# Solving a differential equation

## Homework Statement

Find the particular solution of the differential equation
$$\frac{dy}{dx}$$+ycos(x)=3cos(x)

y(0)=5

## The Attempt at a Solution

$$\frac{dy}{dx}$$=3cos(x)-ycos(x)
$$\frac{dy}{dx}$$=(cos(x))(3-y)
$$\int \frac{dy}{3-y}$$=$$\int cos(x) dx$$
-ln|3-y|=sin(x)+C
ln|3-y|=-sin(x)-C

to find C, I did
ln|3-5|=-sin(0)-C
ln|-2|=-C
C=-ln|2|
So the equation is
3-y=e(-sin(x)+ln|2|)
-y=e(-sin(x)+ln|2|)-3
y=-e(-sin(x)+ln|2|)+3
But this is incorrect. I'm not sure if my setup is right or if I made a mistake. I would greatly appreciate if someone could see were I went wrong.

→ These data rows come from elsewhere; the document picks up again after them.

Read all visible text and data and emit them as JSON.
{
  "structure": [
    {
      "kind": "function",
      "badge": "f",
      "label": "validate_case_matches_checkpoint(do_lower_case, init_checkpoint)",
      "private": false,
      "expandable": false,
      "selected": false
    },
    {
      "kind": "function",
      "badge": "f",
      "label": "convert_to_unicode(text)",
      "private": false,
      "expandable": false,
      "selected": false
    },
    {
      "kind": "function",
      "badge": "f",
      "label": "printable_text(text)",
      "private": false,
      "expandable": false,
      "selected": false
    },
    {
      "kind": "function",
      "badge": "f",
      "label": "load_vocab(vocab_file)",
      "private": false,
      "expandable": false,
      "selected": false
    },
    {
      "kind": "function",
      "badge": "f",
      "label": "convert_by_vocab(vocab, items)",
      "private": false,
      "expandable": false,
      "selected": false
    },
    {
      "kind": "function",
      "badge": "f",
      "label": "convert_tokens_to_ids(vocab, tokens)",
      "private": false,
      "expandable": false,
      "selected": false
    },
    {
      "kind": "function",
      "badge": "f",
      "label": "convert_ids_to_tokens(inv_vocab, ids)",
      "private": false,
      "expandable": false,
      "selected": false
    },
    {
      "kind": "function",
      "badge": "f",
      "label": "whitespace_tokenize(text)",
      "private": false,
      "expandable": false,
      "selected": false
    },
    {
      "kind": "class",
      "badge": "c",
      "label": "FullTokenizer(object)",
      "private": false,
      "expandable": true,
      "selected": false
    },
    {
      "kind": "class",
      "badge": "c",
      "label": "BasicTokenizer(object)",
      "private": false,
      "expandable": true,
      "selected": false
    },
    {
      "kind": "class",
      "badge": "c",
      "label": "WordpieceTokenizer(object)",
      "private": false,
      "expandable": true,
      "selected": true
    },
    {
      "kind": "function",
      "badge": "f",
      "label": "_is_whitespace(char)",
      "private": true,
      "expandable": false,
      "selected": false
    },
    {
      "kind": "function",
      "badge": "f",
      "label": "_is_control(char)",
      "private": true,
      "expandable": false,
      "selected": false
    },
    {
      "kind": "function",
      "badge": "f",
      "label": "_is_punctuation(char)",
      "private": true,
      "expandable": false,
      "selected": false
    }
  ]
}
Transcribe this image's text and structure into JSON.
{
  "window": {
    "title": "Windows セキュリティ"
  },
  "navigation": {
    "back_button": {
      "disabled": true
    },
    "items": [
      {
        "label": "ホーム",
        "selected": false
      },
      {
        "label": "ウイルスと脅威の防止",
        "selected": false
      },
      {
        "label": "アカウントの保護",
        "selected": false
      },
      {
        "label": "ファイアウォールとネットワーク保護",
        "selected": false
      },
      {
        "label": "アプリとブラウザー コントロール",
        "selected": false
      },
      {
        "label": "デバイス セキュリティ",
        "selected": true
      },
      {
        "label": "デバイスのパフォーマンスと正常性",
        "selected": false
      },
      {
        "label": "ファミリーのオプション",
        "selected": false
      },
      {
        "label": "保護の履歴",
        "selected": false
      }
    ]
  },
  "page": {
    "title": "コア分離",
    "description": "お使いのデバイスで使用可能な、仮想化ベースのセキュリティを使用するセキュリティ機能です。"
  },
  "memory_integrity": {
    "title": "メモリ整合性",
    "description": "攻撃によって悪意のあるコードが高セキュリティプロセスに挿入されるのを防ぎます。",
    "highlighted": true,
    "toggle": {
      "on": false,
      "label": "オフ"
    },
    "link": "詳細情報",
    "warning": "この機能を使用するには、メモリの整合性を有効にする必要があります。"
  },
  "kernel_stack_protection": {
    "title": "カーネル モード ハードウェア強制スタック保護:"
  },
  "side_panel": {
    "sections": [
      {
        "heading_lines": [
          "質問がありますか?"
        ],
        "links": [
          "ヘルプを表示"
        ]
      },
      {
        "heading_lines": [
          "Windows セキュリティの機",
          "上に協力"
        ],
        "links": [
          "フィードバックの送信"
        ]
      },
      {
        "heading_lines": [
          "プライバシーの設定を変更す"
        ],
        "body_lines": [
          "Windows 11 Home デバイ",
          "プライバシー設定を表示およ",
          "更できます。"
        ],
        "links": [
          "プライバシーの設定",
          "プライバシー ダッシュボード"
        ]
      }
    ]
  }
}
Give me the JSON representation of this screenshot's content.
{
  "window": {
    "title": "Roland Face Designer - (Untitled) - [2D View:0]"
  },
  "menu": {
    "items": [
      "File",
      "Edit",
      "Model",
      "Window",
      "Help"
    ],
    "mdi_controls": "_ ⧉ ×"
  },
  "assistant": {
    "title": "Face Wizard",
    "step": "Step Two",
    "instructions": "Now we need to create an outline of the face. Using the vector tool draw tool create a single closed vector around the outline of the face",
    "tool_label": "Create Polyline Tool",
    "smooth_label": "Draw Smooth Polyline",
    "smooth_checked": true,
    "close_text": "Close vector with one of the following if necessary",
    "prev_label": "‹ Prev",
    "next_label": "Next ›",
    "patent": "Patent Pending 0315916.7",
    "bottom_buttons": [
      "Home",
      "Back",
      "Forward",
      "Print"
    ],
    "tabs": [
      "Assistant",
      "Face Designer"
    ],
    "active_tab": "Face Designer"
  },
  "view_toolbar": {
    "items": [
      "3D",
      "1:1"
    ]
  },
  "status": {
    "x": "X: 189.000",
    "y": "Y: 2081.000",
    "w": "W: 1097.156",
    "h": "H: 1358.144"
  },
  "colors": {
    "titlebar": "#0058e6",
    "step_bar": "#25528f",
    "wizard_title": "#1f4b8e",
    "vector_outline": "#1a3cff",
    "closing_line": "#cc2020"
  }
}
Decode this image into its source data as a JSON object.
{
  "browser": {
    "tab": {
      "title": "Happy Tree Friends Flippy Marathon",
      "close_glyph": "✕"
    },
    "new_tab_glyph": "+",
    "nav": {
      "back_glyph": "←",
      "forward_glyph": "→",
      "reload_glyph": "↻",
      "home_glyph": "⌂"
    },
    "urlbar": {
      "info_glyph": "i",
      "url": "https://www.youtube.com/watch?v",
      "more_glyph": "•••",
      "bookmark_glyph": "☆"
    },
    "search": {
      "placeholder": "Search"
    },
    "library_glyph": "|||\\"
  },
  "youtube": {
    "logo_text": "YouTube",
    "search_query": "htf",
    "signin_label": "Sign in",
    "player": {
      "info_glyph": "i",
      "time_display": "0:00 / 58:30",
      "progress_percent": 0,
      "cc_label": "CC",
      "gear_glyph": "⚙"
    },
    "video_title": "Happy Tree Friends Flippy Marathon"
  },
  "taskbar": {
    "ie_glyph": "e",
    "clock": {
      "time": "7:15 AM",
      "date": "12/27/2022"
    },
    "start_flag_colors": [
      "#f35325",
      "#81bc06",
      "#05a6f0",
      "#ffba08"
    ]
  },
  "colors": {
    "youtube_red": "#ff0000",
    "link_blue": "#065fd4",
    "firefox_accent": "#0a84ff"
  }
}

Your steps and your solution have no flaws. However, you can simplify your solution further. Also, it is not necessary to continue using the absolute value signs when the argument is positive.

How would I simplify futher?

How would I simplify futher?

Remember that $a^{b+c} = a^ba^c$ and that the exponential function is the inverse function of the natural logarithm.

Oh! Okay that makes. Thank You so much!